Government officials say they have provided detained parents with a flier with a toll-free number for the Office of Refugee Resettlement, the U.S. agency that is usually in charge of providing shelter for unaccompanied immigrant children. But not a single one of Goodwin’s clients had received one, she said. Lawyers maintain that when they have called the number, often no one answered. In some cases, when someone did pick up, that person refused to offer details of where children had been taken, the lawyers said.

“You wait and wait for no information,” said Jerry Wesevich, an attorney at Texas Rio Grande Legal Aid who is suing the government over the family separations.

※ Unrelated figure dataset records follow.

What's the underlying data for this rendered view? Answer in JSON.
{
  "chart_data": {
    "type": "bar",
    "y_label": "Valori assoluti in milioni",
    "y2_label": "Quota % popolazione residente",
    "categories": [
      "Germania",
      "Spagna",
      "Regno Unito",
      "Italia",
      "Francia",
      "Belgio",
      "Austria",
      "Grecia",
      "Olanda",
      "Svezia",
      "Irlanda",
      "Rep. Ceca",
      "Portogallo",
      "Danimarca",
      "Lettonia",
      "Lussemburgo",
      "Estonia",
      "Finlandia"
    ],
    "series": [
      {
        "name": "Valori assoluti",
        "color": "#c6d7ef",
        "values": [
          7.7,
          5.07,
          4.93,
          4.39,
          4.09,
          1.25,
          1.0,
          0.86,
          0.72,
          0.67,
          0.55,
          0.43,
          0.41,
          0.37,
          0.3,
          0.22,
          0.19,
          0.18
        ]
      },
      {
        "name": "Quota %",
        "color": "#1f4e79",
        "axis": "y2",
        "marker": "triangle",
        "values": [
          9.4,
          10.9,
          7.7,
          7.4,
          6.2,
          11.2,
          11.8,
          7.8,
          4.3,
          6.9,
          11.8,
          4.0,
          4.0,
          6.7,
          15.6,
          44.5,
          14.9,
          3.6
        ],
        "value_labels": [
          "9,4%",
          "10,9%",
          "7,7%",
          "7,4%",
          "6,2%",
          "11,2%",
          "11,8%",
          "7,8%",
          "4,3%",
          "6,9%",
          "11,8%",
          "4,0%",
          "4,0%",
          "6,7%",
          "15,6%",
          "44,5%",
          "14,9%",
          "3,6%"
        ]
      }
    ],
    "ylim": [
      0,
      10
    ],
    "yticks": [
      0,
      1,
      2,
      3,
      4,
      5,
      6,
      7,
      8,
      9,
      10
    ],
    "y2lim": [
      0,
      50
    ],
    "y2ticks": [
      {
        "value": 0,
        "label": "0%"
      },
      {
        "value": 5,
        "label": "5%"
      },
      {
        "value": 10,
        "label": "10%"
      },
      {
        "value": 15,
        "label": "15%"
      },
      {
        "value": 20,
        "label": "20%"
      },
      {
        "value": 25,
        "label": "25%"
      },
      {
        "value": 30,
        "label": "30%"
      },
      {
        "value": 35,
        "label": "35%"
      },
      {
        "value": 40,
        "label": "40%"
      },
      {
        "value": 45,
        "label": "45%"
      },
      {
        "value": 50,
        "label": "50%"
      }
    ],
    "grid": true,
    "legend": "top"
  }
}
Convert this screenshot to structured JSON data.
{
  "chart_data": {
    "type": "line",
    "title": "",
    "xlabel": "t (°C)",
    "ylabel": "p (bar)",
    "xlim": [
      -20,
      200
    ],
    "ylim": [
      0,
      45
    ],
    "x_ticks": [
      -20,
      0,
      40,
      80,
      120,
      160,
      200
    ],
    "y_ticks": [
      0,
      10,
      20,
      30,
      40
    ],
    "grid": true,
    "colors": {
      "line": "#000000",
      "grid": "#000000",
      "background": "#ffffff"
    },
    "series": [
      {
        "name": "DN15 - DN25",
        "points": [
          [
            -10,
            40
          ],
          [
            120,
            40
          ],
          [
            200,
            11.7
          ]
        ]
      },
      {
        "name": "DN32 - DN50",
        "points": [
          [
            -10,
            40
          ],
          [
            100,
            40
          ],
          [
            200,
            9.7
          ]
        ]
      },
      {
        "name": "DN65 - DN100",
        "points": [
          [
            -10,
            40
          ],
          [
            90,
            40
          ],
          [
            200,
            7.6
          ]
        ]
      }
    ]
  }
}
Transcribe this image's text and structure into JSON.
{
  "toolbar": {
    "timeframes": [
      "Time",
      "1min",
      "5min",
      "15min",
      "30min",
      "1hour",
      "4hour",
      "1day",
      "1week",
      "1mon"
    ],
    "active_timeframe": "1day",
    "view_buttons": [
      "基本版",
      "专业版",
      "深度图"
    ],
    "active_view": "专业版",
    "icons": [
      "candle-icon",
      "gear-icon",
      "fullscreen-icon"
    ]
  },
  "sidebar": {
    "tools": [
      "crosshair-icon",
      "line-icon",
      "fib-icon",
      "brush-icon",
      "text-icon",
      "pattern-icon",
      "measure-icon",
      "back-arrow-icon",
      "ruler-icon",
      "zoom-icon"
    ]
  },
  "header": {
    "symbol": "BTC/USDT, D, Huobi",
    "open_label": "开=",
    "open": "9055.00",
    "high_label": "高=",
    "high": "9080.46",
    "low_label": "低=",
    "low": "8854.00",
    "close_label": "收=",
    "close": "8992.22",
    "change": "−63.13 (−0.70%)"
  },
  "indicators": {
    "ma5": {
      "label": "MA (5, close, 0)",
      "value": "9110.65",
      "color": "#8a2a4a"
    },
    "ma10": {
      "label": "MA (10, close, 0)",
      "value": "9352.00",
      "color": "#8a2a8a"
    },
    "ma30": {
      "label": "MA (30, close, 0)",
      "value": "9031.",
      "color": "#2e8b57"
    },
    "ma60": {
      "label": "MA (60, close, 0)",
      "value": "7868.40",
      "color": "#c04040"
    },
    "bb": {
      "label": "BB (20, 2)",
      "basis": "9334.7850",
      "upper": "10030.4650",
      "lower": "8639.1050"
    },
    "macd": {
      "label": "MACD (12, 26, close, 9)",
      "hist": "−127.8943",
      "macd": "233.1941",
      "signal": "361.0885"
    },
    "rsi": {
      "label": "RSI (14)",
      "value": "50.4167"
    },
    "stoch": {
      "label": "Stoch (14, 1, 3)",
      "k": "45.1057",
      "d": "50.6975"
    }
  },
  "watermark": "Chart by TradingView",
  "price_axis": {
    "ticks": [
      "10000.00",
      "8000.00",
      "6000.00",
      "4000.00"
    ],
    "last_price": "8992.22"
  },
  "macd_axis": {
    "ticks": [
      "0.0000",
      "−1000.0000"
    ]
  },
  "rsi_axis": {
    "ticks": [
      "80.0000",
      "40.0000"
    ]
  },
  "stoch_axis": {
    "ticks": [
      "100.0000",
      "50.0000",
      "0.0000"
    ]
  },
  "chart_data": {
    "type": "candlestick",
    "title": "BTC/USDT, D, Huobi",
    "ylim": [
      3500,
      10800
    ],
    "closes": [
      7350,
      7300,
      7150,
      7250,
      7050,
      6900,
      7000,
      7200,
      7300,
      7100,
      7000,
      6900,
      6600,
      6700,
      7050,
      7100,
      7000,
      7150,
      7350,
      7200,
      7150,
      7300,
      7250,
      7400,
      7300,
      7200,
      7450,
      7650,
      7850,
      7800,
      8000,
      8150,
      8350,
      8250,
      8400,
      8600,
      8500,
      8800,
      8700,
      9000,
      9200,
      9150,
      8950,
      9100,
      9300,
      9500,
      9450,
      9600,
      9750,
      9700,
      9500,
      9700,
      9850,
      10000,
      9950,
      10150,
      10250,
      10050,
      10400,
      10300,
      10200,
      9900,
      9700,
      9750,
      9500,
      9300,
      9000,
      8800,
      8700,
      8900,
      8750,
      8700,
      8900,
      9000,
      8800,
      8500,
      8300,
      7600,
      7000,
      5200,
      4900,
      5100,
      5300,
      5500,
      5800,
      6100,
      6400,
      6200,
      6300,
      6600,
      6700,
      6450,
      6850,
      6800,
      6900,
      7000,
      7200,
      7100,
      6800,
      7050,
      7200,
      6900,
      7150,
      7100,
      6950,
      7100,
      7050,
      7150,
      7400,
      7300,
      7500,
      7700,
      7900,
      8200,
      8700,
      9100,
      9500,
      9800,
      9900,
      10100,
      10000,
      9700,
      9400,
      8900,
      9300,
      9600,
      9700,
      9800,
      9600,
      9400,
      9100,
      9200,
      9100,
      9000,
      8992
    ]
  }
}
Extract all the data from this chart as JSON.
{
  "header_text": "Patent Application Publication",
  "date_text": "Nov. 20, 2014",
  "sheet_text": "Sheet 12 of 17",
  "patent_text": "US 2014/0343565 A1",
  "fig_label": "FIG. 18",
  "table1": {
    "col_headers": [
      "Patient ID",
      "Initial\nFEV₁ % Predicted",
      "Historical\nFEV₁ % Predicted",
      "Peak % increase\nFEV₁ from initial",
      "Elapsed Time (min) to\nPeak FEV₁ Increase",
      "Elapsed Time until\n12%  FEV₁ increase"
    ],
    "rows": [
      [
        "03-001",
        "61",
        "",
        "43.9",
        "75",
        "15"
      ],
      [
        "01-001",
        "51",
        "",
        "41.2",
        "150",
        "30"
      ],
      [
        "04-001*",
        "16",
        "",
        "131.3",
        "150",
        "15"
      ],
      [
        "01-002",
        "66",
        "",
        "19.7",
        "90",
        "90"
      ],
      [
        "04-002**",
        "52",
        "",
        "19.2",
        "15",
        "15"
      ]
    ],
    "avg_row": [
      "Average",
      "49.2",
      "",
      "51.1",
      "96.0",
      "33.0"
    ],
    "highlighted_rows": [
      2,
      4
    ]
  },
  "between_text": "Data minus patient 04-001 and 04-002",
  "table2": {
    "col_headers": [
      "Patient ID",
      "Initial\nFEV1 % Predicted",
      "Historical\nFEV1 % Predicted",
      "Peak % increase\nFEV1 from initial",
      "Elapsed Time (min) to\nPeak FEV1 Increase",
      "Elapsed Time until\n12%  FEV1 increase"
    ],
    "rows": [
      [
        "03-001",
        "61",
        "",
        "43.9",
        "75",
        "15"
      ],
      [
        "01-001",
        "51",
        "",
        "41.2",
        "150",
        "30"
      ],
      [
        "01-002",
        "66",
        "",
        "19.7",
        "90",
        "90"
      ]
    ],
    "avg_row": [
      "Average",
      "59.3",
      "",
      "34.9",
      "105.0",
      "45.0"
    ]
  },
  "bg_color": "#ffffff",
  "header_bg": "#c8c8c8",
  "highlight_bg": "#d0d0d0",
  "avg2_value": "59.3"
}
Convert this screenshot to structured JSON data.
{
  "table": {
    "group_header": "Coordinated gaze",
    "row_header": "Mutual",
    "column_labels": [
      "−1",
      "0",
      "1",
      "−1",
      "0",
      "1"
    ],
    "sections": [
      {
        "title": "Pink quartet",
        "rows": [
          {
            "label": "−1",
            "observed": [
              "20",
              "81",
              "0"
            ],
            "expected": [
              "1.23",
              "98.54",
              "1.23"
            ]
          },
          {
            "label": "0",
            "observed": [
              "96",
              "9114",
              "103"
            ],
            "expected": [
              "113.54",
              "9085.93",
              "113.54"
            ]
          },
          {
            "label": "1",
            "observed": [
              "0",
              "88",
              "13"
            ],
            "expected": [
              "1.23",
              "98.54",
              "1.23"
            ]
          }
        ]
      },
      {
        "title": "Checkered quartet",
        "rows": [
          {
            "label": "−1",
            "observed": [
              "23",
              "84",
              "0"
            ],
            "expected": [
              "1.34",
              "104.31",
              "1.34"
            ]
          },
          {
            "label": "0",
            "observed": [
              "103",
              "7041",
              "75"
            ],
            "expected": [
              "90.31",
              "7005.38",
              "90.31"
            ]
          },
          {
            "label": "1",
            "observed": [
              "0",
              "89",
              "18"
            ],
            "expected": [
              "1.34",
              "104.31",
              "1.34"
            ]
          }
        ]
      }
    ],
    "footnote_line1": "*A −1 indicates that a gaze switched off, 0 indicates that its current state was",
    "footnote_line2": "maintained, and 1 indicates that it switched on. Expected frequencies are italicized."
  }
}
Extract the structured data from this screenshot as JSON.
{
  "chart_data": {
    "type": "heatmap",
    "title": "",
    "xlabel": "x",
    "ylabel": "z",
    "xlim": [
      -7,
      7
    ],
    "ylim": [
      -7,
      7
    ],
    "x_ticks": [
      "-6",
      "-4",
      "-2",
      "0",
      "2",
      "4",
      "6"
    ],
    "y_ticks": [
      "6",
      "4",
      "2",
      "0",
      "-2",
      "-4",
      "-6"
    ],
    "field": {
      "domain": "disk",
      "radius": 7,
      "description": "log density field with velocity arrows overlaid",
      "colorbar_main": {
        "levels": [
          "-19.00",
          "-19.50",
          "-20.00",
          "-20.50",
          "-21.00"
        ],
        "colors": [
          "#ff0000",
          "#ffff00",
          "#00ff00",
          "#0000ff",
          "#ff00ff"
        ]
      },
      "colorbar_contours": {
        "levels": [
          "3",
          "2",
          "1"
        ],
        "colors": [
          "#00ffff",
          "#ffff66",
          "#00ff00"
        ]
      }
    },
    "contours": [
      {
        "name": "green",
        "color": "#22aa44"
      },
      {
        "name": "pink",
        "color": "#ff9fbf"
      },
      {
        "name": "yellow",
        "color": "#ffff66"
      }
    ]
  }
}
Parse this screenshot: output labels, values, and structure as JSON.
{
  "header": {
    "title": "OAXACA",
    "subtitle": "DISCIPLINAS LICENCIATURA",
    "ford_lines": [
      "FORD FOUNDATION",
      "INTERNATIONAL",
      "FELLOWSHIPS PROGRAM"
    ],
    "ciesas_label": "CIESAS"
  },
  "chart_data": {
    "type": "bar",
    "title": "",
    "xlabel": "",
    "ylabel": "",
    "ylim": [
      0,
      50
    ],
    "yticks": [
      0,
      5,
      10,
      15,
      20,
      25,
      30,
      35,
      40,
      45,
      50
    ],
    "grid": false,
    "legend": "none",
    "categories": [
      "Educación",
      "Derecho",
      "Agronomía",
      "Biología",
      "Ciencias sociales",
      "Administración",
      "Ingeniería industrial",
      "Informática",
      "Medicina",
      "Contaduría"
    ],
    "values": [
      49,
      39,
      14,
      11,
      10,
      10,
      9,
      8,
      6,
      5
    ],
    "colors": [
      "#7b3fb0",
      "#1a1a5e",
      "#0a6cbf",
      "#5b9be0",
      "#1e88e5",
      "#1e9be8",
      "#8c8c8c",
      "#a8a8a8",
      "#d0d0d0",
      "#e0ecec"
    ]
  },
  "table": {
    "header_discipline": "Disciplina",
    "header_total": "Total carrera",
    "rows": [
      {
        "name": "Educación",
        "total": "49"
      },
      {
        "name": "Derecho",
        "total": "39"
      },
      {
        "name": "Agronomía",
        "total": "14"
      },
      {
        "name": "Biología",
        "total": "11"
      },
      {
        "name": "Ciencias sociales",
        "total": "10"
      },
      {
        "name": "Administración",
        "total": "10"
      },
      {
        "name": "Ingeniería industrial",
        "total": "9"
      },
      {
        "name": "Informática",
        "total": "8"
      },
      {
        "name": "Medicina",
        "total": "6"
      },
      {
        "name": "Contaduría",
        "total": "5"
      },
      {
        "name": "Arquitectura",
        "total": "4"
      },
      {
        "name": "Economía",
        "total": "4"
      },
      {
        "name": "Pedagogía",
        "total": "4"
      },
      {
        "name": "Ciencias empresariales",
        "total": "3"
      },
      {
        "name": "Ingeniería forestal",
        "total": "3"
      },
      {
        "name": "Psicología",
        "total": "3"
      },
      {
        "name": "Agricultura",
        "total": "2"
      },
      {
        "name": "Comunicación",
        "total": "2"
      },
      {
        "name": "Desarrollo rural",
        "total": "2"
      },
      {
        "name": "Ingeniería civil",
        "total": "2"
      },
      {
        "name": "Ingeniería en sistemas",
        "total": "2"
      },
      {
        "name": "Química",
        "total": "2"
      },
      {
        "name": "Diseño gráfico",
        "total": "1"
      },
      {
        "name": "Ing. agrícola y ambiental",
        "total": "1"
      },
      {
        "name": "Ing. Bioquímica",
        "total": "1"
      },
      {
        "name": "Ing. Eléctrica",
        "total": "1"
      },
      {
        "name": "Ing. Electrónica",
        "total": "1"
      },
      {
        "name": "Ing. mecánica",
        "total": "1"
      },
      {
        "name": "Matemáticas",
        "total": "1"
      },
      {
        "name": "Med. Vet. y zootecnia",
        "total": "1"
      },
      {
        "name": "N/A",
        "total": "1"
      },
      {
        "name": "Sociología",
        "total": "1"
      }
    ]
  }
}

Further complicating matters are bureaucratic errors that could leave government officials unaware that a child’s parent is detained in the United States. Attorneys also worry that some toddlers, or children who speak indigenous languages, might not have been able to give officials their parents’ complete names.

Because of such complications, attorneys and former U.S. officials have begun speaking about the possibility of “permanent separations.”

In the case of one Guatemalan family, the Border Patrol failed to note in its apprehension report that a mother and daughter crossed the border together, according to Wesevich. Without that information, government officials might not be aware that the child’s parent is detained in the United States.

In other cases, Cornelio said, children arrive at shelters without the facility knowing that they have been separated from their parents, meaning they could be considered unaccompanied minors rather than children in need of reunification.

The U.S. government spent months developing the family-separation system, but authorities were struggling Thursday to figure out how to reunite detained parents with children. There was no system for Immigrations and Customs Enforcement, which handled the parents’ cases, to work on the issue with the refugee resettlement office, which is responsible for the children.